W trakcie intensywnych ćwiczeń dzienno-nocnych na terenie Tczewa na Kociewiu, przeprowadzanych przez jednostki Wojsk Obrony Terytorialnej w niedzielę, 12 maja, stracono karabin. Znaleziony został przez małego chłopca, który wraz ze swoją matką zanieśli go na posterunek policji.
POLECAMY: Ogłoszono alarm: Wojsko zgubiło karabin Bor podczas szkolenia WOT
W trakcie ćwiczeń na Pomorzu, jednostki obrony terytorialnej zgubiły karabin wyborowy BOR kal. 7,62 mm. Broń została już odnaleziona.
– Dzisiaj (14 maja) około południa do Komendy Powiatowej Policji w Tczewie mieszkanka Tczewa przyniosła znalezioną jednostkę broni – potwierdza sierż. Katarzyna Ożóg, oficer prasowy Komendanta Powiatowego Policji w Tczewie. – Policjanci ją zabezpieczyli. Obecnie wspólnie z Żandarmerią Wojskową prowadzone są czynności, aby ustalić, jak broń została utracona i odnaleziona przez zgłaszającą – dodała rzeczniczka.
Według doniesień prasowych, można wywnioskować, że kobieta, o której jest mowa, jest matką chłopca, który odnalazł broń.

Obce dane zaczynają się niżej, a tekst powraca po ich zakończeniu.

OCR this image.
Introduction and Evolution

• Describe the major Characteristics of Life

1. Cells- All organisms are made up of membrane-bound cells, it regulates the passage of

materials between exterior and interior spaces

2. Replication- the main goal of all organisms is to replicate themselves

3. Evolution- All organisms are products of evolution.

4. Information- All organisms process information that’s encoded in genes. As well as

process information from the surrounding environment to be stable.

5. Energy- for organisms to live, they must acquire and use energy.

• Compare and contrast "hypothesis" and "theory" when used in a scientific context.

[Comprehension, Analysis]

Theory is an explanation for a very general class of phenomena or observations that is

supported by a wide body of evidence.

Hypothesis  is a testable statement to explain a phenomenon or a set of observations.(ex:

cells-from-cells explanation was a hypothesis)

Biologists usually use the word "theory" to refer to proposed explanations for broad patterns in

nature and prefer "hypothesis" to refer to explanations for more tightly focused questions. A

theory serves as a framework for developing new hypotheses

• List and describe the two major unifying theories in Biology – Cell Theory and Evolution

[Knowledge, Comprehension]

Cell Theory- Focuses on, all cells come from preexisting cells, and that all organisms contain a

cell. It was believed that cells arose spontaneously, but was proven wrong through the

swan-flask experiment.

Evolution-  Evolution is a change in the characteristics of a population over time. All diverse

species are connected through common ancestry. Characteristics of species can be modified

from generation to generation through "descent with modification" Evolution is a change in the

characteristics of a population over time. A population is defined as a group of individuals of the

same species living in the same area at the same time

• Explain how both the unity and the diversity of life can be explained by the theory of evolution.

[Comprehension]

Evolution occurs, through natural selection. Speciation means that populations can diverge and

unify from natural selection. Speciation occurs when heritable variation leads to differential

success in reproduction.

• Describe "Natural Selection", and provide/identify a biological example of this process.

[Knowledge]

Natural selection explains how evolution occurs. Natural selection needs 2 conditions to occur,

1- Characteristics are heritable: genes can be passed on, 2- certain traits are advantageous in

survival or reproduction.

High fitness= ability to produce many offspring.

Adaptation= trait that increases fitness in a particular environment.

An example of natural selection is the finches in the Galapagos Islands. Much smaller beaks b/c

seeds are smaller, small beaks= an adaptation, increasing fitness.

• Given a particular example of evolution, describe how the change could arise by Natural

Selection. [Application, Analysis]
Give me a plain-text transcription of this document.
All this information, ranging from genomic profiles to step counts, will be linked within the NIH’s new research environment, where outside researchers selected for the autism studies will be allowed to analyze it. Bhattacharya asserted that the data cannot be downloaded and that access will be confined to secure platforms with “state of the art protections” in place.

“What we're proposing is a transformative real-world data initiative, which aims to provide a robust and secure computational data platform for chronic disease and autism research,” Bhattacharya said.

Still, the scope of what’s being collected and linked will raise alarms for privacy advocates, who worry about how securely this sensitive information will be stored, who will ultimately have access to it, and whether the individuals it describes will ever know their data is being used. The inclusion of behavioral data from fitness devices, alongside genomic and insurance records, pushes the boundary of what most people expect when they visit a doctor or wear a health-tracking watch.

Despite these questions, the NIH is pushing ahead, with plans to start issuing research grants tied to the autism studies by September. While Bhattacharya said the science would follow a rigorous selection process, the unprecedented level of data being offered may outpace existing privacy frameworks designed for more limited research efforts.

„Jak nieoficjalnie ustalił trójmiejski reporter RMF FM Stanisław Pawłowski, broń – używaną na co dzień przez snajperów – przyniósł do Komendy Powiatowej Policji w Tczewie młody chłopak, który przyszedł razem z mamą” – czytamy na RMF FM.
– Na razie nie znamy okoliczności, w jakich zagubiona broń została znaleziona. Postępowanie w sprawie zagubienia karabinu BOR nadal prowadzone będzie przez Żandarmerię Wojskową – mówi jednak rzecznik Pomorskiej Brygady Obrony Terytorialnej.
– Bardzo poważnie podchodzimy do tego incydentu. Po zakończeniu postępowania w stosunku do osób, które dopuściły do takiej sytuacji, zostaną wyciągnięte konsekwencje. Dla nas to na pewno nie jest jeszcze koniec tej sprawy. Taka sytuacja nigdy nie powinna się wydarzyć – dodaje.
Podpułkownik Robert Pękala, który pełni funkcję rzecznika prasowego Dowództwa Wojsk Obrony Terytorialnej, również skomentował całą sytuację.
„W postępowaniu wyjaśniającym badane są także wątki o charakterze kryminalno-przestępczym, w których nie wyklucza się celowego zaboru mienia” – napisał w oświadczeniu rzecznik DWOT. „Dowódca WOT pozostaje w stałym kontakcie ze służbami. Zapowiedział także rozliczenie winnych niedopełnienia obowiązku właściwego nadzoru nad sprzętem i pociągnięcie ich do odpowiedzialności” – czytamy dalej.